Weightless. I was so heavy myself, and all I saw in her was what I needed. Was that it? I didn’t realize that the light in her was turned up too bright, like a film going completely white until the image disappears. Was that the way it was?

If she was aware of an intrinsic “heaviness” before encountering Kristiane, her death untethers her completely. She carries this disconnect with her all the way back to Norway. Recollecting the long drive north she says:

I drove slowly. The flat, open vista seemed to make everything so plain, but still felt like I couldn’t get a hold on anything, as if I was so very far away. The road, stretching out in front of the car, the landscape, the steering wheel I gripped between my hands. My mind was a haze, as if there were no thoughts left to think. It was like I was driving over the back of some great beast that could get to its feet at any moment and shake me off. I wasn’t attached to anything, wasn’t a part of anything.

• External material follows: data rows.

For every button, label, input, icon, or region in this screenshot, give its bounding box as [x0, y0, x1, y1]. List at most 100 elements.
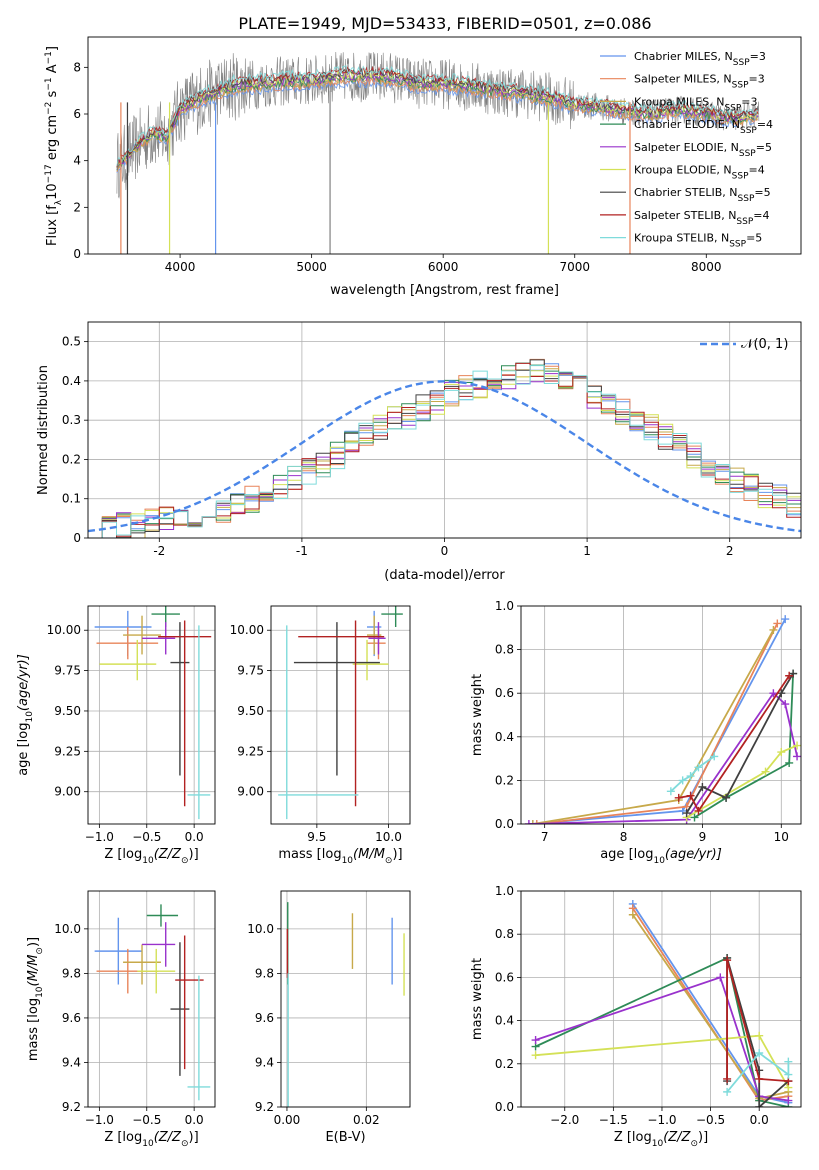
x-tick-label: 8000	[691, 260, 722, 274]
histogram-kroupa_stelib	[88, 365, 801, 538]
x-axis-label: Z [log10(Z/Z⊙)]	[104, 1130, 198, 1149]
y-tick-label: 0.5	[62, 335, 81, 349]
legend-label: Salpeter MILES, NSSP=3	[634, 73, 765, 91]
legend-label-part: Kroupa ELODIE, N	[634, 164, 732, 177]
y-axis-label-part: erg cm	[45, 115, 60, 164]
x-tick-label: 2	[726, 544, 734, 558]
plot-area-mw_vs_Z	[531, 899, 793, 1107]
x-tick-label: −0.5	[132, 830, 161, 844]
legend-label: Chabrier MILES, NSSP=3	[634, 50, 766, 68]
y-tick-label: 9.50	[237, 704, 264, 718]
marker-kroupa_elodie	[531, 1051, 540, 1060]
y-axis-label-part: (age/yr)]	[16, 654, 31, 711]
y-axis-label-part: Flux [f	[45, 205, 60, 246]
legend-label-part: =4	[753, 209, 769, 222]
x-axis-label: age [log10(age/yr)]	[600, 847, 722, 866]
legend-label-part: SSP	[740, 126, 757, 136]
y-tick-label: 9.25	[54, 744, 81, 758]
marker-salpeter_stelib	[785, 671, 794, 680]
y-tick-label: 9.2	[255, 1100, 274, 1114]
marker-salpeter_miles	[773, 619, 782, 628]
y-tick-label: 0.2	[495, 1057, 514, 1071]
legend-gaussian-label: 𝒩(0, 1)	[741, 337, 788, 352]
marker-chabrier_elodie	[785, 758, 794, 767]
axes-frame	[280, 890, 411, 1108]
y-tick-label: 1.0	[495, 884, 514, 898]
y-tick-label: 10.0	[247, 922, 274, 936]
marker-kroupa_stelib	[784, 1070, 793, 1079]
marker-salpeter_elodie	[793, 752, 801, 761]
y-axis-label-part: A	[45, 64, 60, 77]
x-axis-label-part: ⊙	[690, 1139, 698, 1149]
x-axis-label-part: mass [log	[278, 847, 341, 862]
y-tick-label: 0.4	[495, 730, 514, 744]
model-spectrum-salpeter_miles	[116, 76, 759, 173]
y-axis-label: mass weight	[470, 958, 485, 1040]
y-axis-label-part: 10	[25, 711, 35, 723]
legend-label-part: =5	[746, 232, 762, 245]
plot-area-mw_vs_age	[524, 615, 801, 824]
x-tick-label: 10.0	[375, 830, 402, 844]
y-tick-label: 0	[73, 247, 81, 261]
y-axis-label-part: age [log	[16, 723, 31, 776]
legend-label: Kroupa ELODIE, NSSP=4	[634, 164, 765, 182]
x-tick-label: 9.5	[307, 830, 326, 844]
marker-salpeter_elodie	[524, 820, 533, 824]
y-tick-label: 0.3	[62, 413, 81, 427]
panel-spectrum: 4000 5000 6000 7000 8000 0 2 4 6 8 wavelength [Ang…	[44, 36, 802, 298]
marker-salpeter_elodie	[531, 1036, 540, 1045]
y-tick-label: 9.6	[62, 1011, 81, 1025]
x-tick-label: -2	[153, 544, 165, 558]
marker-chabrier_stelib	[755, 1103, 764, 1107]
legend-label-part: SSP	[738, 194, 755, 204]
marker-salpeter_stelib	[686, 791, 695, 800]
panel-mass_vs_ebv: 0.00 0.02 9.2 9.4 9.6 9.8 10.0 E(B-V)	[247, 890, 411, 1145]
marker-chabrier_stelib	[698, 782, 707, 791]
x-axis-label-part: Z [log	[104, 1130, 142, 1145]
axes-frame	[87, 321, 802, 539]
y-tick-label: 9.4	[62, 1055, 81, 1069]
x-axis-label-part: )]	[189, 1130, 199, 1145]
axes-frame	[270, 605, 411, 825]
gaussian-curve	[88, 380, 801, 533]
plot-area-residuals	[88, 358, 801, 538]
y-tick-label: 0	[73, 531, 81, 545]
legend-label: Chabrier STELIB, NSSP=5	[634, 186, 771, 204]
marker-chabrier_stelib	[777, 689, 786, 698]
x-tick-label: 6000	[428, 260, 459, 274]
marker-salpeter_stelib	[723, 1074, 732, 1083]
y-axis-label-part: λ	[54, 199, 64, 205]
y-tick-label: 9.00	[237, 785, 264, 799]
x-tick-label: 0.0	[750, 1113, 769, 1127]
legend-label-part: SSP	[724, 103, 741, 113]
y-axis-label-part: s	[45, 90, 60, 101]
legend-label-part: =3	[750, 50, 766, 63]
y-axis-label-part: −2	[44, 102, 54, 115]
legend-label-part: =4	[757, 118, 773, 131]
y-axis-label: Normed distribution	[36, 365, 51, 495]
y-axis-label: age [log10(age/yr)]	[16, 654, 35, 776]
marker-salpeter_stelib	[723, 956, 732, 965]
x-tick-label: −2.0	[550, 1113, 579, 1127]
y-tick-label: 1.0	[495, 599, 514, 613]
axes-frame	[87, 605, 216, 825]
marker-chabrier_stelib	[682, 809, 691, 818]
x-axis-label: (data-model)/error	[384, 568, 505, 583]
model-spectrum-kroupa_elodie	[116, 69, 759, 169]
x-tick-label: 4000	[165, 260, 196, 274]
model-spectrum-chabrier_miles	[116, 78, 759, 174]
marker-kroupa_miles	[528, 820, 537, 824]
marker-salpeter_stelib	[694, 806, 703, 815]
x-tick-label: −0.5	[696, 1113, 725, 1127]
y-tick-label: 9.25	[237, 744, 264, 758]
y-tick-label: 0.1	[62, 492, 81, 506]
x-tick-label: 5000	[296, 260, 327, 274]
y-tick-label: 6	[73, 107, 81, 121]
marker-salpeter_miles	[532, 820, 541, 824]
marker-kroupa_stelib	[666, 787, 675, 796]
y-axis-label-part: (M/M	[26, 955, 41, 987]
y-tick-label: 9.8	[62, 966, 81, 980]
x-axis-label: Z [log10(Z/Z⊙)]	[104, 847, 198, 866]
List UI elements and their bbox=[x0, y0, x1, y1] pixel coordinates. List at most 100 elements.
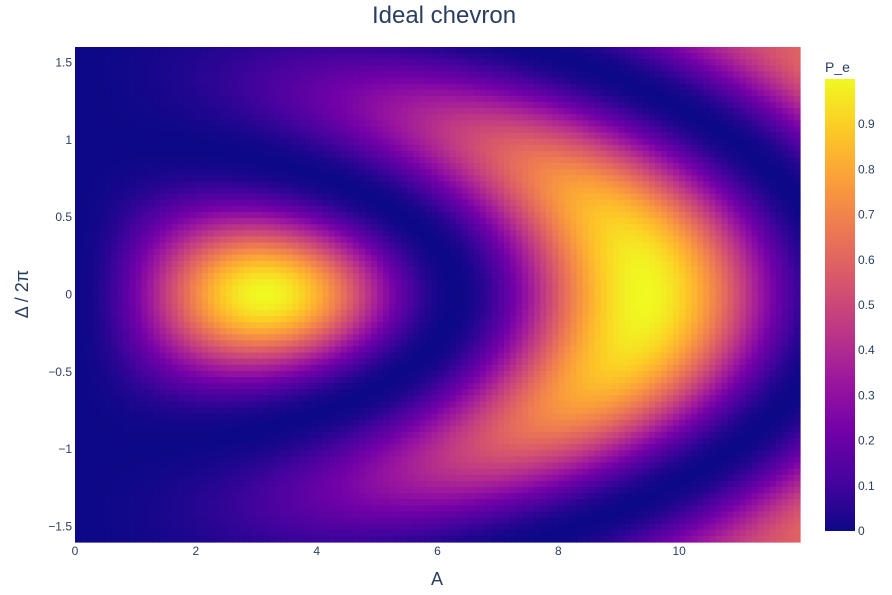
heatmap-cell bbox=[334, 114, 342, 121]
heatmap-cell bbox=[244, 65, 251, 73]
heatmap-cell bbox=[491, 47, 499, 54]
heatmap-cell bbox=[600, 199, 608, 207]
heatmap-cell bbox=[383, 59, 390, 66]
heatmap-cell bbox=[709, 260, 717, 268]
heatmap-cell bbox=[582, 150, 590, 158]
heatmap-cell bbox=[383, 236, 390, 244]
heatmap-cell bbox=[661, 267, 668, 274]
heatmap-cell bbox=[238, 248, 245, 256]
heatmap-cell bbox=[443, 187, 451, 195]
heatmap-cell bbox=[153, 224, 161, 231]
heatmap-cell bbox=[105, 47, 112, 54]
heatmap-cell bbox=[87, 248, 94, 256]
heatmap-cell bbox=[467, 230, 475, 238]
heatmap-cell bbox=[425, 273, 433, 280]
heatmap-cell bbox=[485, 199, 493, 207]
heatmap-cell bbox=[232, 212, 239, 219]
heatmap-cell bbox=[467, 163, 475, 170]
heatmap-cell bbox=[159, 236, 167, 244]
heatmap-cell bbox=[721, 224, 729, 231]
heatmap-cell bbox=[201, 273, 209, 280]
heatmap-cell bbox=[781, 126, 789, 134]
heatmap-cell bbox=[365, 267, 372, 274]
heatmap-cell bbox=[165, 65, 173, 73]
heatmap-cell bbox=[739, 205, 747, 213]
heatmap-cell bbox=[691, 47, 698, 54]
heatmap-cell bbox=[624, 212, 632, 219]
heatmap-cell bbox=[117, 181, 124, 189]
heatmap-cell bbox=[262, 193, 269, 201]
heatmap-cell bbox=[177, 242, 185, 250]
heatmap-cell bbox=[793, 212, 801, 219]
heatmap-cell bbox=[334, 267, 342, 274]
heatmap-cell bbox=[111, 181, 118, 189]
heatmap-cell bbox=[558, 77, 565, 85]
heatmap-cell bbox=[407, 254, 414, 262]
heatmap-cell bbox=[600, 273, 608, 280]
heatmap-cell bbox=[262, 248, 269, 256]
heatmap-cell bbox=[425, 230, 433, 238]
heatmap-cell bbox=[377, 279, 384, 286]
heatmap-cell bbox=[739, 285, 747, 293]
heatmap-cell bbox=[389, 71, 396, 79]
heatmap-cell bbox=[685, 77, 692, 85]
heatmap-cell bbox=[443, 260, 451, 268]
heatmap-cell bbox=[220, 297, 227, 305]
heatmap-cell bbox=[87, 53, 94, 60]
heatmap-cell bbox=[685, 242, 692, 250]
heatmap-cell bbox=[171, 224, 179, 231]
heatmap-cell bbox=[310, 193, 318, 201]
heatmap-cell bbox=[431, 212, 439, 219]
heatmap-cell bbox=[135, 181, 143, 189]
heatmap-cell bbox=[334, 102, 342, 109]
heatmap-cell bbox=[316, 297, 324, 305]
heatmap-cell bbox=[220, 205, 227, 213]
heatmap-cell bbox=[552, 95, 559, 103]
heatmap-cell bbox=[352, 285, 360, 293]
heatmap-cell bbox=[413, 285, 420, 293]
heatmap-cell bbox=[570, 254, 578, 262]
heatmap-cell bbox=[636, 193, 644, 201]
heatmap-cell bbox=[165, 175, 173, 183]
heatmap-cell bbox=[510, 248, 517, 256]
heatmap-cell bbox=[165, 193, 173, 201]
heatmap-cell bbox=[177, 77, 185, 85]
heatmap-cell bbox=[256, 224, 263, 231]
heatmap-cell bbox=[431, 260, 439, 268]
heatmap-cell bbox=[709, 205, 717, 213]
heatmap-cell bbox=[177, 157, 185, 164]
heatmap-cell bbox=[256, 169, 263, 176]
heatmap-cell bbox=[135, 224, 143, 231]
heatmap-cell bbox=[304, 89, 312, 97]
heatmap-cell bbox=[709, 71, 717, 79]
heatmap-cell bbox=[207, 273, 215, 280]
heatmap-cell bbox=[691, 59, 698, 66]
heatmap-cell bbox=[594, 120, 602, 128]
heatmap-cell bbox=[691, 120, 698, 128]
heatmap-cell bbox=[437, 95, 445, 103]
heatmap-cell bbox=[401, 224, 408, 231]
heatmap-cell bbox=[727, 285, 735, 293]
heatmap-cell bbox=[443, 242, 451, 250]
heatmap-cell bbox=[655, 212, 662, 219]
heatmap-cell bbox=[232, 53, 239, 60]
heatmap-cell bbox=[570, 175, 578, 183]
heatmap-cell bbox=[624, 187, 632, 195]
heatmap-cell bbox=[147, 144, 155, 152]
heatmap-cell bbox=[715, 273, 723, 280]
heatmap-cell bbox=[304, 199, 312, 207]
heatmap-cell bbox=[703, 138, 710, 146]
heatmap-cell bbox=[661, 102, 668, 109]
heatmap-cell bbox=[739, 132, 747, 140]
heatmap-cell bbox=[419, 248, 427, 256]
heatmap-cell bbox=[709, 267, 717, 274]
heatmap-cell bbox=[292, 260, 300, 268]
heatmap-cell bbox=[274, 150, 282, 158]
heatmap-cell bbox=[763, 138, 771, 146]
heatmap-cell bbox=[594, 53, 602, 60]
heatmap-cell bbox=[298, 285, 306, 293]
heatmap-cell bbox=[745, 273, 753, 280]
heatmap-cell bbox=[679, 254, 686, 262]
heatmap-cell bbox=[739, 138, 747, 146]
heatmap-cell bbox=[238, 205, 245, 213]
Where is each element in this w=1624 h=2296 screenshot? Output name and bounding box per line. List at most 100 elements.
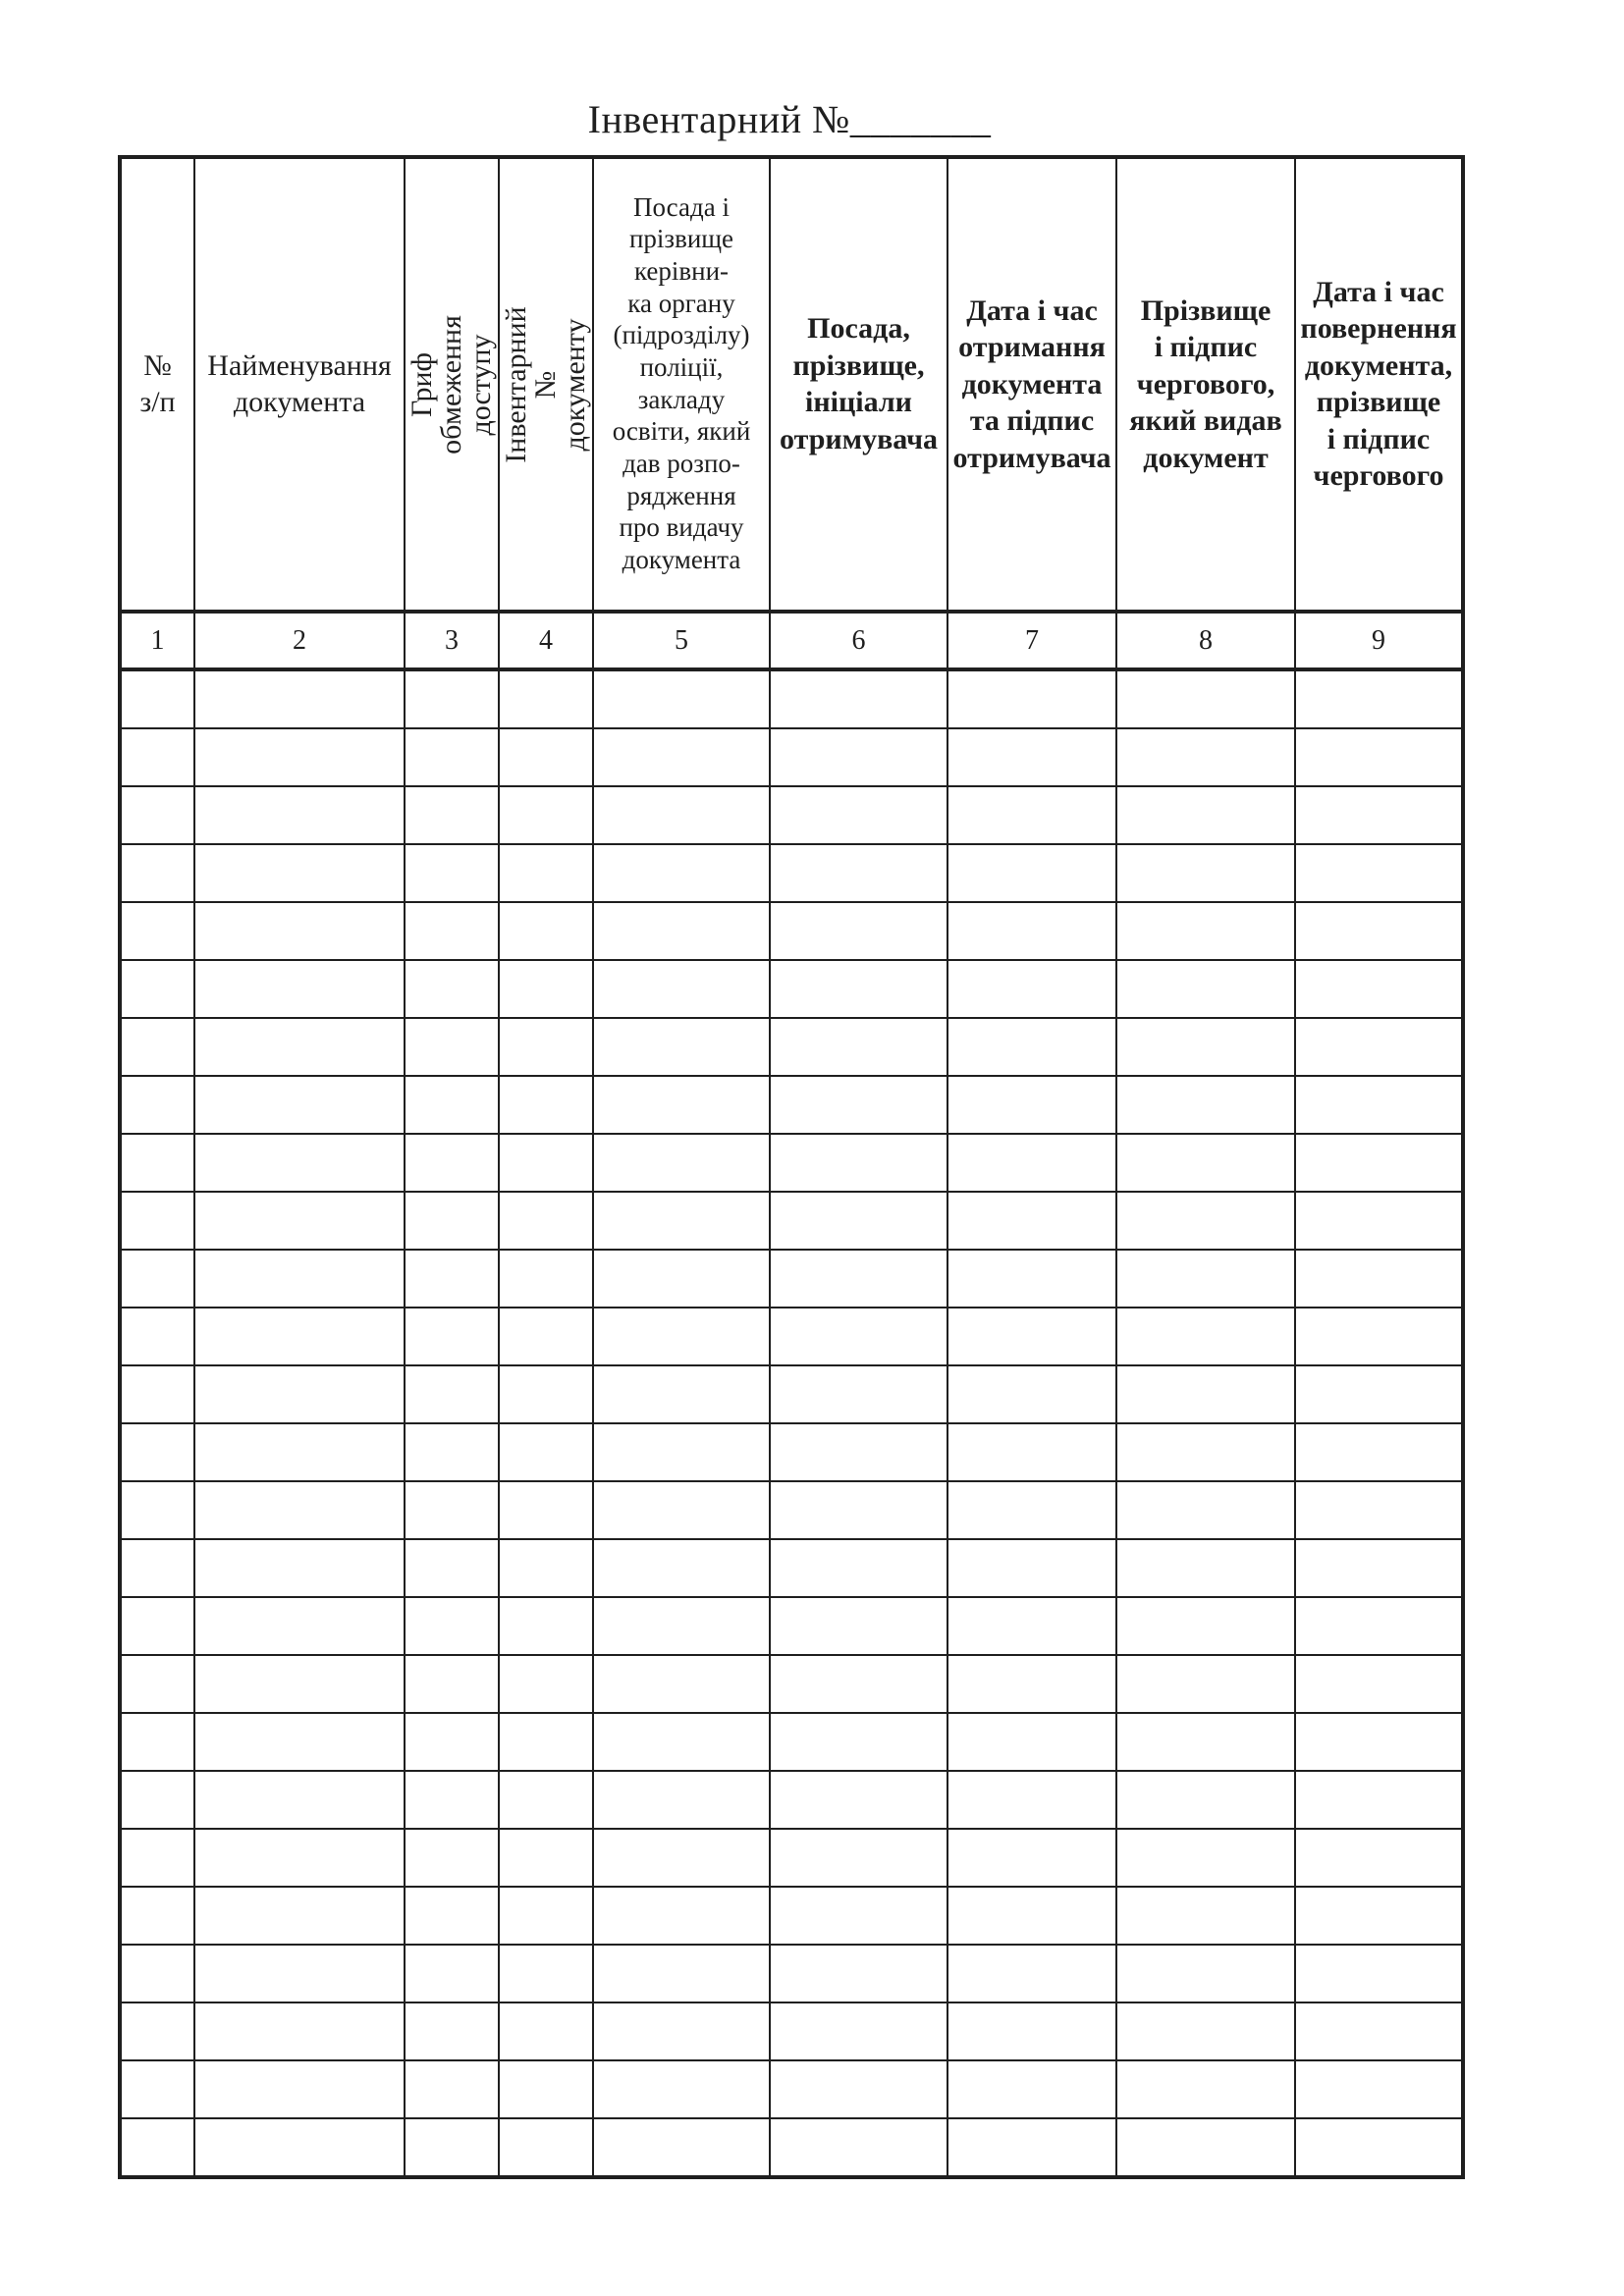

Liv is wounded. She is ever aware of her failure to connect, feeling outside, separate. She reminds herself that she is a pastor, that people depend on her for comfort, and then wonders again whatever possessed her to choose the ministry as a career when she herself is so uncertain, so ungrounded, so afraid that she will fall and that there will be nothing or none there to catch her. Isn’t that what everyone needs to have? Some kind of faith?

As it moves through the vast, eerily lit northern Norwegian landscape, The Pastor relies on the reader’s ability to connect with a protagonist so estranged from herself. Some might find Liv frustrating, but in its winding, lyrical passage, her narrative contains great depth and mounting tension. As someone who has experienced difficulties with mood regulation, I found Ørstavik’s portrait oddly familiar. I was not surprised to hear in an interview that the author was coming out of a serious depression when she wrote the book almost twenty years ago—she captures the disjointedness of thought so well. And it’s a sensation most people have probably known at some point or another. For example, when Liv is rushing back to town having learned of another tragic incident, this one much closer to home, her thoughts are suspended, frozen: “I tried to think about what I was thinking about. My thoughts wouldn’t think.”

Martin Aitken’s sensitive translation maintains an atmosphere of profound longing for connection and contact, for the touch to fill the unspeakable space, a gesture that can be so hard to give or accept. That is at the core of Liv (and her name means “life”)’s existential discontent. There are many unanswered questions in The Pastor, but small cracks appear and spread slowly, and there is the hope that what one tragedy broke open, a second tragic occurrence a year later might finally begin to heal.

The Pastor by Hanne Ørstavik is translated by Martin Aitken and published by Archipelago Books.